Consider a document where the testator writes “I leave my house to” and another person fills in the beneficiary’s name. The beneficiary’s name is necessary to complete the devise. Without it, the document does not identify who receives the house. Because the beneficiary designation is in someone else’s handwriting and is necessary to complete the instrument, the document fails as a holographic will.
Similarly, if a testator writes “I leave my entire estate to my children” and another person adds “in equal shares,” that addition affects the meaning. Without the “in equal shares” language, the devise might be interpreted differently. The addition by another person changes how the property passes. Such a document would fail as a holographic will.
The distinction turns on whether the testator created a complete testamentary instrument in his or her own handwriting. If so, additions by others do not invalidate the will so long as those additions are unnecessary surplusage. If not—if the additions by others are required to understand the testator’s intent—the document fails for lack of being wholly in the testator’s handwriting.
Practical Implications for Holographic Wills
In re Estate of Capps provides guidance for people creating holographic wills and for attorneys advising clients about them.

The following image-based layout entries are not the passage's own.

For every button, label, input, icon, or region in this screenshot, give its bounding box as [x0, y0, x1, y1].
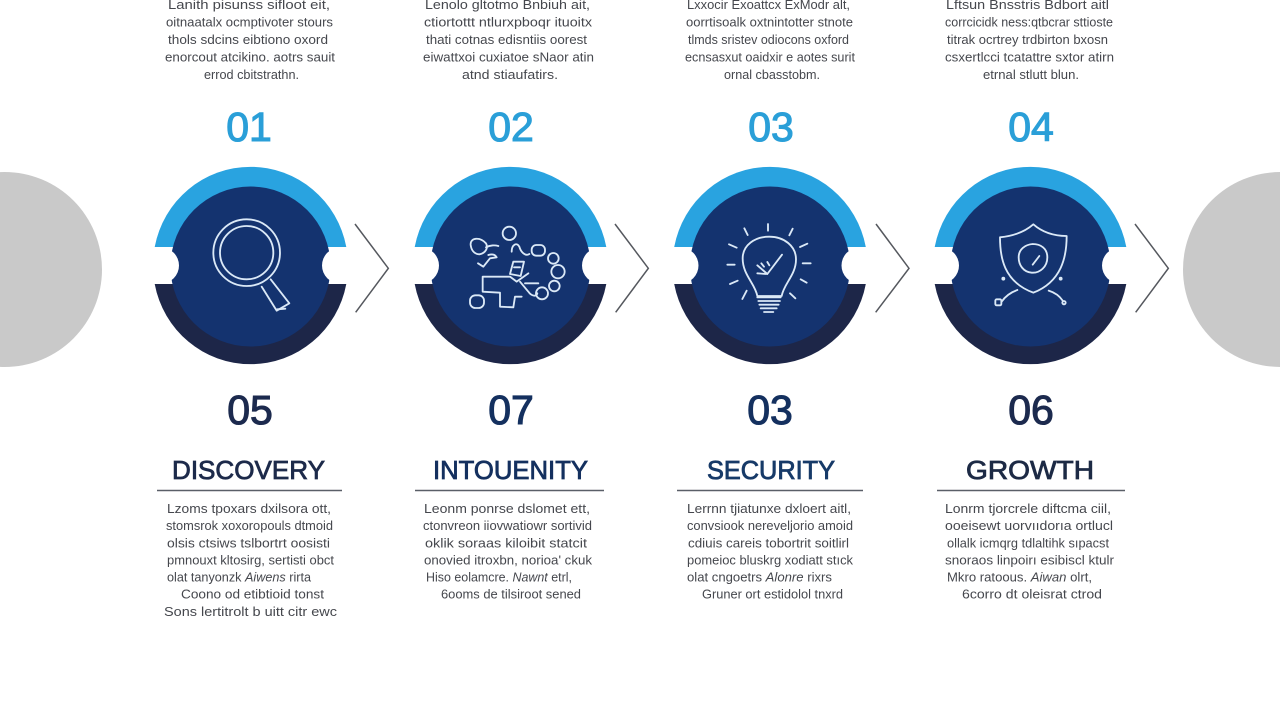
left grey circle [0, 172, 102, 367]
icon and arrow 4 [995, 224, 1168, 312]
icon: network of people [470, 227, 565, 308]
icon and arrow 2 [470, 224, 648, 312]
icon: light bulb with check [727, 224, 811, 312]
body text 4: ollalk icmqrg tdlaltihk sıpacst [947, 536, 1109, 550]
body text 1: Coono od etibtioid tonst [181, 586, 324, 602]
body text 3: convsiook nereveljorio amoid [687, 518, 853, 533]
body text 3: Lerrnn tjiatunxe dxloert aitl, [687, 501, 851, 516]
number 02: 02 [488, 104, 534, 150]
body text 4: Lonrm tjorcrele diftcma ciil, [945, 501, 1111, 516]
heading security: SECURITY [707, 455, 835, 485]
panel: step 3 security [662, 0, 909, 602]
body text 2: oklik soraas kiloibit statcit [425, 536, 587, 550]
body text 3: pomeioc bluskrg xodiatt stıck [687, 552, 853, 568]
heading discovery: DISCOVERY [172, 455, 325, 485]
top text block 4: csxertlcci tcatattre sxtor atirn [945, 50, 1114, 64]
top text block 2: ctiortottt ntlurxpboqr ituoitx [424, 14, 593, 30]
top text block 3: ornal cbasstobm. [724, 67, 820, 82]
top text block 3: ecnsasxut oaidxir e aotes surit [685, 50, 855, 64]
arrow 1 [355, 224, 388, 312]
body text 2: onovied itroxbn, norioa' ckuk [424, 552, 593, 568]
body text 2: Leonm ponrse dslomet ett, [424, 501, 590, 516]
top text block 2: thati cotnas edisntiis oorest [426, 32, 587, 47]
step badge 1 [143, 167, 358, 364]
body text 2: ctonvreon iiovwatiowr sortivid [423, 518, 592, 533]
body text 1: pmnouxt kltosirg, sertisti obct [167, 552, 334, 568]
body text 2: 6ooms de tilsiroot sened [441, 586, 581, 602]
body text 3: Gruner ort estidolol tnxrd [702, 586, 843, 602]
arrow 4 [1135, 224, 1168, 312]
top text block 3: tlmds sristev odiocons oxford [688, 32, 849, 47]
number 05: 05 [227, 387, 273, 433]
body text 1: Lzoms tpoxars dxilsora ott, [167, 501, 331, 516]
body text 4: snoraos linpoirı esibiscl ktulr [945, 552, 1115, 568]
top text block 3 [685, 0, 855, 82]
top text block 2: atnd stiaufatirs. [462, 67, 558, 82]
icon and arrow 3 [727, 224, 909, 312]
body text 3 [687, 501, 853, 602]
right grey circle [1183, 172, 1280, 367]
number 06: 06 [1008, 387, 1054, 433]
icon and arrow 1 [213, 219, 388, 312]
number 01: 01 [226, 104, 272, 150]
icon: shield with network [995, 224, 1067, 305]
arrow 2 [615, 224, 648, 312]
body text 4: 6corro dt oleisrat ctrod [962, 586, 1102, 602]
body text 3: olat cngoetrs Alonre rixrs [687, 570, 832, 584]
top text block 4 [945, 0, 1114, 82]
step badge 3 [662, 167, 878, 364]
body text 2 [423, 501, 593, 602]
top text block 1 [165, 0, 335, 82]
step badge 2 [403, 167, 618, 364]
icon: magnifying glass [213, 219, 289, 311]
body text 3: cdiuis careis tobortrit soitlirl [688, 536, 849, 550]
body text 4: ooeisewt uorvııdorıa ortlucl [945, 518, 1113, 533]
top text block 1: thols sdcins eibtiono oxord [168, 32, 328, 47]
top text block 2 [423, 0, 594, 82]
step badge 4 [923, 167, 1138, 364]
top text block 1: enorcout atcikino. aotrs sauit [165, 50, 335, 64]
body text 1: Sons lertitrolt b uitt citr ewc [164, 604, 338, 619]
body text 1: olat tanyonzk Aiwens rirta [167, 570, 312, 584]
number 04: 04 [1008, 104, 1054, 150]
body text 1 [164, 501, 338, 619]
panel: step 1 discovery [143, 0, 388, 619]
number 07: 07 [488, 387, 534, 433]
top text block 2: eiwattxoi cuxiatoe sNaor atin [423, 50, 594, 64]
heading intouenity: INTOUENITY [433, 455, 588, 485]
body text 4: Mkro ratoous. Aiwan olrt, [947, 570, 1092, 584]
top text block 4: etrnal stlutt blun. [983, 67, 1079, 82]
top text block 4: titrak ocrtrey trdbirton bxosn [947, 32, 1108, 47]
heading growth: GROWTH [966, 455, 1094, 485]
body text 1: stomsrok xoxoropouls dtmoid [166, 518, 333, 533]
body text 1: olsis ctsiws tslbortrt oosisti [167, 536, 330, 550]
number 03 lower: 03 [747, 387, 793, 433]
top text block 4: corrcicidk ness:qtbcrar sttioste [945, 14, 1113, 30]
panel: step 2 intouenity [403, 0, 648, 602]
number 03: 03 [748, 104, 794, 150]
body text 2: Hiso eolamcre. Nawnt etrl, [426, 570, 572, 584]
arrow 3 [876, 224, 909, 312]
panel: step 4 growth [923, 0, 1168, 602]
top text block 3: oorrtisoalk oxtnintotter stnote [686, 14, 853, 30]
top text block 1: oitnaatalx ocmptivoter stours [166, 14, 334, 30]
top text block 1: errod cbitstrathn. [204, 67, 299, 82]
body text 4 [945, 501, 1115, 602]
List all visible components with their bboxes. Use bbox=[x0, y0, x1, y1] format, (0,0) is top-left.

The case confirms that holographic wills can contain some writing by people other than the testator without becoming invalid.
Testators need not worry that having a holographic will notarized will invalidate it. The notary’s acknowledgment and signature are surplusage. Similarly, testators need not worry that having witnesses sign a holographic will will invalidate it. Witness signatures are surplusage.
However, testators must ensure all dispositive provisions are in their own handwriting. They must write out who receives what property. They must not leave blanks for others to fill in. They must not rely on additions by others to complete their testamentary intent.
Joint wills—documents disposing of property of multiple people—create additional complications. In this case, the document purported to dispose of both Nadine’s and Ola Maye’s property. However, the court analyzed only whether the document was valid as Nadine’s will. The fact that Ola Maye signed the document did not invalidate it as Nadine’s holographic will because all the dispositive provisions regarding Nadine’s property were in Nadine’s handwriting.
Attorneys advising clients about holographic wills should explain these requirements clearly. While holographic wills offer simplicity, they must be wholly in the testator’s handwriting as to all dispositive provisions. Any writing by others must be clearly unnecessary surplusage rather than material to understanding the testator’s intent.
The Takeaway
This case establishes that holographic wills can contain some writing by people other than the testator without becoming invalid. Signatures by other individuals, notary acknowledgments, and witness signatures constitute surplusage that does not invalidate an otherwise valid holographic will so long as all dispositive provisions—the portions of the document that actually dispose of property—are wholly in the testator’s handwriting. The surplusage exception protects holographic wills from technical invalidity based on immaterial additions by others. However, if writing by someone other than the testator is necessary to complete the instrument or affects its meaning, the document fails as a holographic will.